Institute of Robotics and Automatic Information System Tianjin Key Laboratory of Intelligent Robotics
Seminar Series：Advanced Robotics & MEMS
题目：Physical Field Perception for Robotics, Automation and Mechatronics (RAM)
报告人：Kok-Meng Lee ASME Fellow, IEEE Fellow
Professor, Georgia Institute of Technology, Atlanta, GA
Past Editor-in Chief (前主编), IEEE/ASME Transactions on Mechatronics
Abstract: As compared to a human visual system (HVS) which is incredibly adapted to seeing “optical fields” in a 3D world and applying lifelong learning/training as constraints to deal with ambiguous situations, such levels of sophistication are difficult to emulate on a machine vision system (MVS) particularly for solving human life applications. On the other hand, machines that creatively utilize one or more physical fields perform far better than human in engineering applications where process monitoring and products quality control are measured quantitatively. Recent advances in 3C (computing, communication and control) technologies and experimental techniques, coupled with dramatic reductions in cost, have enabled the ability to generate massive raw data, turn them into physical-field perception (information), then into 4D engineering models (knowledge). In principle, it is possible to create intelligent machines capable of learning equal (or better) than human. However, in order to do so, it is necessary to take into account some fundamental differences between qualitative human-based and quantitative engineering data. This talk presents several new techniques to overcome limitations in traditional approaches with selected application examples which help illustrate the impacts and yet to cover a wide variety of RAM applications. The intended audience of this talk includes undergraduates, graduate students and faculty with engineering backgrounds.

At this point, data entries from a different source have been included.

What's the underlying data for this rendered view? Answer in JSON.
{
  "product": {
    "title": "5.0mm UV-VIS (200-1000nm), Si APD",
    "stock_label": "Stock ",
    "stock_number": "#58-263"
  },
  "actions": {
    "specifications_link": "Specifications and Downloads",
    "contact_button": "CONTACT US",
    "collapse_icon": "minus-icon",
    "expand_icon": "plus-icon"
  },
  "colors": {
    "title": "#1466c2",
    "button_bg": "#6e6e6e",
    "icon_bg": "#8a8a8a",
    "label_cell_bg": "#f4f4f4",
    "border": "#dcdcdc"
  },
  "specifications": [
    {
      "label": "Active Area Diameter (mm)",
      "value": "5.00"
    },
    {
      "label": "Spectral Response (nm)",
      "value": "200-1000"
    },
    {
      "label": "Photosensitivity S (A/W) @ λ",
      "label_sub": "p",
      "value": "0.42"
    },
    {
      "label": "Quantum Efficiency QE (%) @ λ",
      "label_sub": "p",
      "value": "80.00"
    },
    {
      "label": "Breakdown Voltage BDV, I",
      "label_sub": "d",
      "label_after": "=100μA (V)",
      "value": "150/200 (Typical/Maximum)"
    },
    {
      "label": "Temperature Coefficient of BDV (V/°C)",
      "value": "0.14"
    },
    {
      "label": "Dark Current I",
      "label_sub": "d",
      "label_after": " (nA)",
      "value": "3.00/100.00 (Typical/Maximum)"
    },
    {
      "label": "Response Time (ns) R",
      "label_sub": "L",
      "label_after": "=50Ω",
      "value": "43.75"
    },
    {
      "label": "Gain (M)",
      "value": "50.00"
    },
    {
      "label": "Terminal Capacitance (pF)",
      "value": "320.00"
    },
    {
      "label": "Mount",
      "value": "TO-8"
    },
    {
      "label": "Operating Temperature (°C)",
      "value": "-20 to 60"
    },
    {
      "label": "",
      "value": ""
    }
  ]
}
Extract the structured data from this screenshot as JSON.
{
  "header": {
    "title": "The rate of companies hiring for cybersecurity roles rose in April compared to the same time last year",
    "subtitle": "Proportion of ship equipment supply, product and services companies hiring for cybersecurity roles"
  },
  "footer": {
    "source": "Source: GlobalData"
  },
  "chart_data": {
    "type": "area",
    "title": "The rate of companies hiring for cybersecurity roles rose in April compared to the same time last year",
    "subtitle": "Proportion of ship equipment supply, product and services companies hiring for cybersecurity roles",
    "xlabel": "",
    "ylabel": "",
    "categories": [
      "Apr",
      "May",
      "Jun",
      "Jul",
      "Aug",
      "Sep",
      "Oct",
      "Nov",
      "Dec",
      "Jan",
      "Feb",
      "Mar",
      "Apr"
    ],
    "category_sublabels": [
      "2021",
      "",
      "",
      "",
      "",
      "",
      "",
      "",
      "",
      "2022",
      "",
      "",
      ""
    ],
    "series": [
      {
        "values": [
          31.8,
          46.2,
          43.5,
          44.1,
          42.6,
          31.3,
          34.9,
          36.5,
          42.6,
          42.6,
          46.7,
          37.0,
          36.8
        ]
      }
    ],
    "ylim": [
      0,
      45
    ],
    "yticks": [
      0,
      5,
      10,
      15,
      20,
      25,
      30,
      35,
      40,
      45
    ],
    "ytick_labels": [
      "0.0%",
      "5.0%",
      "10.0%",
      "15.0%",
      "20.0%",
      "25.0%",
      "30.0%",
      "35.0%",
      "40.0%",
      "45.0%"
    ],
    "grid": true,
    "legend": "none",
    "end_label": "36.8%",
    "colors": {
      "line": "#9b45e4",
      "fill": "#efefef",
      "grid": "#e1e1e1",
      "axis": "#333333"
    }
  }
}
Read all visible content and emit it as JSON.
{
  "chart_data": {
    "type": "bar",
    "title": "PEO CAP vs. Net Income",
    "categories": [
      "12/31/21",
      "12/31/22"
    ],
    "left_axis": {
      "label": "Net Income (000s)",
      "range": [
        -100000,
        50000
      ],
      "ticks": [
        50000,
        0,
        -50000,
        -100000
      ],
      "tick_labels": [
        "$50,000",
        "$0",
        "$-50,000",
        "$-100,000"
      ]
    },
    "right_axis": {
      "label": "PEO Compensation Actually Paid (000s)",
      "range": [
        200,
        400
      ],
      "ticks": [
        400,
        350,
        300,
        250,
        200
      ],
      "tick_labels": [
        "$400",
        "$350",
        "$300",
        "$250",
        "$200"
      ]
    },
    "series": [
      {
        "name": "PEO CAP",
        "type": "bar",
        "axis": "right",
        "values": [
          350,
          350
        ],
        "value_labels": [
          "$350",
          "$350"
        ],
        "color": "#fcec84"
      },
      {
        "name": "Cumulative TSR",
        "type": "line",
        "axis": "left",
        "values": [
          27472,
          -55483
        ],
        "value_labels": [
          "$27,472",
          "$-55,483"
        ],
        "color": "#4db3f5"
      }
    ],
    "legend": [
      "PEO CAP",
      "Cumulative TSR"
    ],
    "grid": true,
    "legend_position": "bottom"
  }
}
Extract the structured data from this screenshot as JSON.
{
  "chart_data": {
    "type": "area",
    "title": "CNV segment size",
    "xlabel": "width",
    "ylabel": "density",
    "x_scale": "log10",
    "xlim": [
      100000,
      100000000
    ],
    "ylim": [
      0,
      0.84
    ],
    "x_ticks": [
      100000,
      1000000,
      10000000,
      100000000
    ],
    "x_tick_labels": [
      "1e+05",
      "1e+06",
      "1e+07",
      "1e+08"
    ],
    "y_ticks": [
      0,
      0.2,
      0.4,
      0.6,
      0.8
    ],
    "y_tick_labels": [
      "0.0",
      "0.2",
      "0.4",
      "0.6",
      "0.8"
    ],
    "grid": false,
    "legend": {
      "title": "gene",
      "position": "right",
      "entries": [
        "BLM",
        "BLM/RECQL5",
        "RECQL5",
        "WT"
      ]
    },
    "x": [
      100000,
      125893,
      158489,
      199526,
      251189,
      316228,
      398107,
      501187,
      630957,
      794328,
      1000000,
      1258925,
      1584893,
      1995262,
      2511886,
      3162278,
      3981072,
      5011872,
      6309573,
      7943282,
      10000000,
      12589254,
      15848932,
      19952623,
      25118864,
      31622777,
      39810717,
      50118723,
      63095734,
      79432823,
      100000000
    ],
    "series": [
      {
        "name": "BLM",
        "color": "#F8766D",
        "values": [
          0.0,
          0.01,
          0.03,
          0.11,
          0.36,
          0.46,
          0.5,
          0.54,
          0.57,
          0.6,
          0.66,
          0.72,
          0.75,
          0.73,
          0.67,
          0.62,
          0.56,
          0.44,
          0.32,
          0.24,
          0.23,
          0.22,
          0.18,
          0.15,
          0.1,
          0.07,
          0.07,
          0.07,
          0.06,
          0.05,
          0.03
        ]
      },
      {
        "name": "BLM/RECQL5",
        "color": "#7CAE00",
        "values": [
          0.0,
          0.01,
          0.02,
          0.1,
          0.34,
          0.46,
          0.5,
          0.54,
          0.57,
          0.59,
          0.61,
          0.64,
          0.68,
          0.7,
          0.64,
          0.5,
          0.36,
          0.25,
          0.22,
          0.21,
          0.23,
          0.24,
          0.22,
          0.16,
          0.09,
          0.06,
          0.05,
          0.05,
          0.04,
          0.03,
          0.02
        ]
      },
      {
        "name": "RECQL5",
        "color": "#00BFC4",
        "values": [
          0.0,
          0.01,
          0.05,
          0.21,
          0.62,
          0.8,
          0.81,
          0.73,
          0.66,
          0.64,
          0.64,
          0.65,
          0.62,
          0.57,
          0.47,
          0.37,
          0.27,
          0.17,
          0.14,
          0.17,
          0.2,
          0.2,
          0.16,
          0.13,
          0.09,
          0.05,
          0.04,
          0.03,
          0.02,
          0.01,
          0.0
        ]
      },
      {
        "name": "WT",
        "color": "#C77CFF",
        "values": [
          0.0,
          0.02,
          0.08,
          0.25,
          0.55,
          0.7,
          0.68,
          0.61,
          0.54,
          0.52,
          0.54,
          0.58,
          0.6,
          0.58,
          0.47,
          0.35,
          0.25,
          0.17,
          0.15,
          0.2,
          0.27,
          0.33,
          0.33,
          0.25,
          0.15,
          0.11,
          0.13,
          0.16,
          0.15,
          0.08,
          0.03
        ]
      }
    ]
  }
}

Dr. Kok-Meng Lee (firstname.lastname@example.org) 于1980年在纽约州立大学取得学士学位，于1982年和1985年在麻省理工学院分别获得硕士和博士学位。
李博士是ASME Fellow, IEEE Fellow. 现任 Division Chair of ASME Dynamics Systems and Control。他的研究成果得到广泛认可，获得了多个奖项，包括the National Science Foundation (NSF) Presidential Young Investigator, Sigma Xi Junior Faculty Research, International Hall of Fame New Technology, Kayamori Best Automation Paper and IEEE/ASME Transactions on Mechratonics Best Paper awards.